The court also rejected plaintiffs' claims under the Stored Communications Act. It is a violation of the Stored Communications Act to "access[] without authorization a facility through which an electronic information service is provided ... and thereby obtain[] ... access to a wire or electronic communication while it is in electronic storage in such system ...". The statute contains an express exception, however, exempting from its coverage "conduct authorized ... (2) by a user of that service with respect to a communication of or intended for that user." 18 U.S.C. 2701(c)(2). The court held that Avenue A's conduct fell within this exception, as it was authorized by its client web sites, who were parties to the communications in question. Said the court:

Any web site for which Avenue A provides advertisements must have written the programming code required to direct Plaintiffs' computers to Avenue A's server. Given the technological and commercial relationship between web sites and Avenue A, it is implausible to suggest that any such access by Avenue A was not intended or authorized by the web site. In fact, the opposite conclusion is inescapable: the very raison d'etre of Avenue A is to provide web sites with targeted advertising, and it cannot do so without the collaboration and consent of those sites.

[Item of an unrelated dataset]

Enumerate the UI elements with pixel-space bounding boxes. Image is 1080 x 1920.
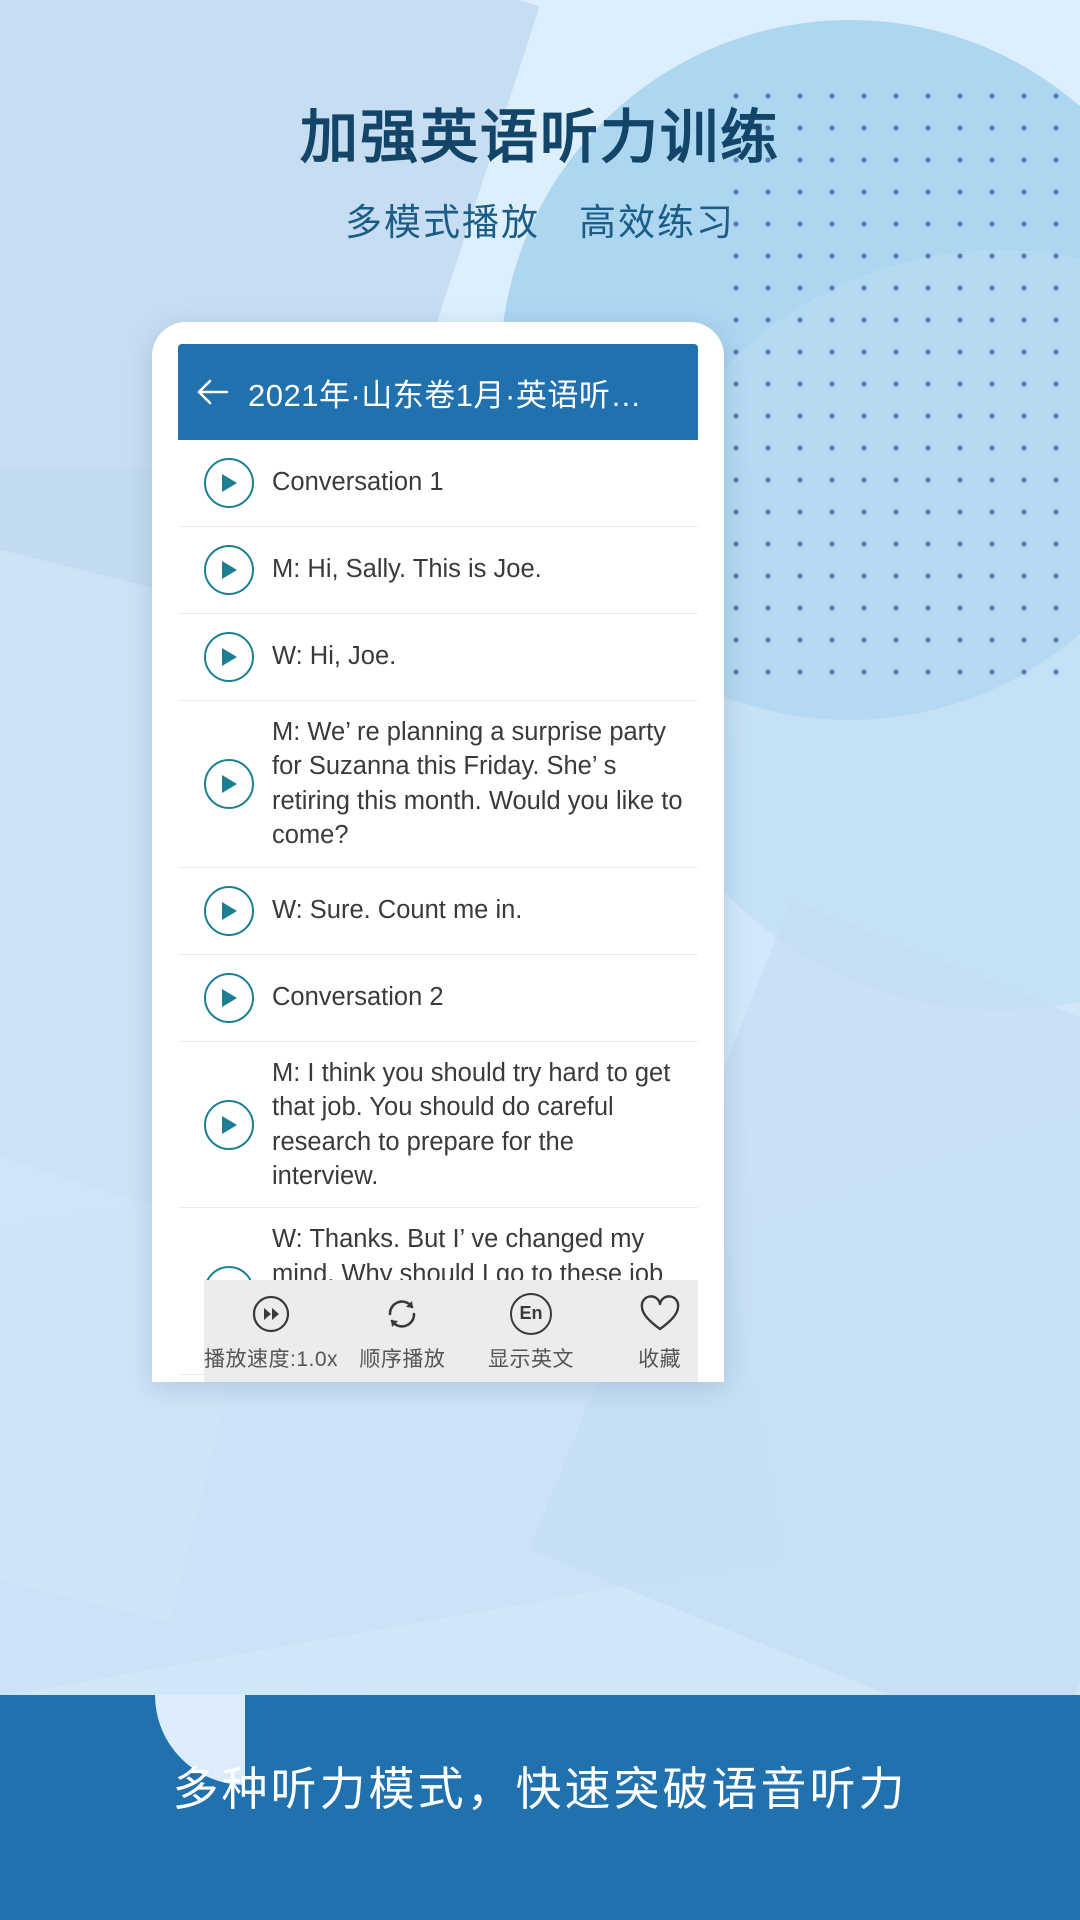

The court held the same was true of Doubleclick's clients web sites, which Doubleclick had the authority to access.

Lastly, the court rejected plaintiffs' Wiretap Act claims. The Wiretap Act prohibits the intentional interception of any "wire, oral or electronic communication." However, pursuant to the Act, "it shall not be unlawful under this chapter for a person not acting under color of law to intercept a wire, oral or electronic communication where such person is a party to the communication or where one of the parties to the communication has given prior consent to such interception unless such communication is intercepted for the purpose of committing any criminal or tortuous act in violation of the Constitution or laws of the United States or any State."

The court held that, as with the Stored Communications Act, Avenue A has been authorized by one of the participants of the communications in question, its web site clients, to access the communications.

One party consent is sufficient to negate liability under the consent prong of the Wiretap Act's exception.

Because plaintiffs had pointed to no evidence that revealed that Avenue A intercepted the communications in question for an illegal or tortuous purpose, the court rejected plaintiffs' Wiretap Act claims. Said the court:

It is simply implausible that the entire business plan of one of the country's largest Internet media companies would be "primarily motivated" by a tortuous or criminal purpose. Further discovery would only confirm this inevitable conclusion.